Over 600 museums nationwide will open their doors to military members and their families for free, beginning Memorial Day Weekend and continuing throughout the summer. The free admission program is a highlight of the partnership between Blue Star Museums, Blue Star Families and the National Endowment for the Arts programs. Many museums are offering savings of $10-15 through the program. The government has offered this map to help military families locate the participating museums near them.

Free Admission to the Queen Mary

The Queen Mary served as a troop carrier during WWII for five years. It was responsible for carrying thousands of veterans back to the United States, many of which still have vivid memories of the trip. This Memorial Day Weekend, the ship will be offering free general admission to all military service members, both active duty and veteran members. General Admission will give you a self-guided tour through the ship as well as the “Ghosts & Legends” portion of the tour. Bring your military ID and head on out to Long Beach to the Queen Mary during 10AM and 6PM May 29, 30 and 31st to enjoy the discount.

Discounted Cruise Rates

Carnival Cruises is providing discounts for service members, family and friends throughout the month of May on cruises to many popular destinations, such as the Caribbean, Mexico, the Bahamas, Alaska and Canada. Reservations must be made before May 31st, 2010 and the discount applies to cruises booked between now and April 30, 2012. For more information, call 1-800-Carnival or visit their website.

10% Off at Home Depot, Lowe’s

Although Home Depot and Lowe’s have offered 10% discounts to military service members, veterans and their families in the past, beginning this year, both stores will offer the same discount every day to military members, veterans and families.

These are some small ways that regular citizens and organizations are giving back to those that give so much. There are ways individuals can give back, too.

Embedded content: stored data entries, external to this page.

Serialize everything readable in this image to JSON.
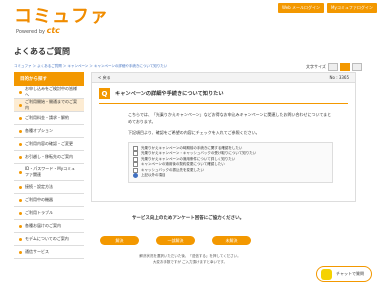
{
  "header": {
    "logo_text": "コミュファ",
    "logo_sub": "Powered by",
    "logo_brand": "ctc",
    "links": [
      "Web メールログイン",
      "Myコミュファログイン"
    ]
  },
  "page_title": "よくあるご質問",
  "breadcrumb": "コミュファ ＞ よくあるご質問 ＞ キャンペーン ＞ キャンペーンの詳細や手続きについて知りたい",
  "font_size": {
    "label": "文字サイズ",
    "options": [
      "小",
      "中",
      "大"
    ]
  },
  "sidebar": {
    "head": "目的から探す",
    "items": [
      "お申し込みをご検討中の皆様へ",
      "ご利用開始・開通までのご案内",
      "ご利用料金・請求・解約",
      "各種オプション",
      "ご利用内容の確認・ご変更",
      "お引越し・移転先のご案内",
      "ID・パスワード・Myコミュファ関連",
      "接続・設定方法",
      "ご利用中の機器",
      "ご利用トラブル",
      "各種お届けのご案内",
      "モデムについてのご案内",
      "通信サービス"
    ],
    "selected_index": 1
  },
  "main": {
    "back_label": "< 戻る",
    "number": "No : 3365",
    "q_icon": "Q",
    "question": "キャンペーンの詳細や手続きについて知りたい",
    "answer_p1": "こちらでは、「光乗りかえキャンペーン」などお得なお申込みキャンペーンに関連したお問い合わせについてまとめております。",
    "answer_p2": "下記項目より、確認をご希望の内容にチェックを入れてご参照ください。",
    "checklist": [
      "光乗りかえキャンペーンの時期前の手続きに関する確認をしたい",
      "光乗りかえキャンペーン・キャッシュバックの受け取りについて知りたい",
      "光乗りかえキャンペーンの適用条件について詳しく知りたい",
      "キャンペーンの適用後の契約変更について確認したい",
      "キャッシュバックの振込先を変更したい",
      "上記以外の項目"
    ],
    "checked_index": 5
  },
  "survey": {
    "title": "サービス向上のためアンケート回答にご協力ください。",
    "buttons": [
      "解決",
      "一部解決",
      "未解決"
    ],
    "text": "解決状況を選択いただいた後、「送信する」を押してください。\n大変お手数ですが ご入力頂けますと幸いです。"
  },
  "chat": {
    "label": "チャットで質問"
  }
}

In an earlier post, I mentioned that a great way to make a soldier’s day is to pay for his meal or just say “Thank you.” Well, this Memorial Day Weekend offers another great time to recognize the efforts of those who serve. Step out and stand in at a Memorial Day service, buy a service member a cup of coffee, make an extra effort to listen to your grandfather’s war stories without yawning—whatever you can do to give a little support to the men and women who so diligently and without question support our country, do it. The smallest contributions can mean a great deal to someone who has or is serving.

I am proud to be a part of because it is dedicated to constantly do all it can to serve our service members. It is an organization whose primary goal is to help, support and assist military members, veterans and their families to the best of its abilities, 24/7.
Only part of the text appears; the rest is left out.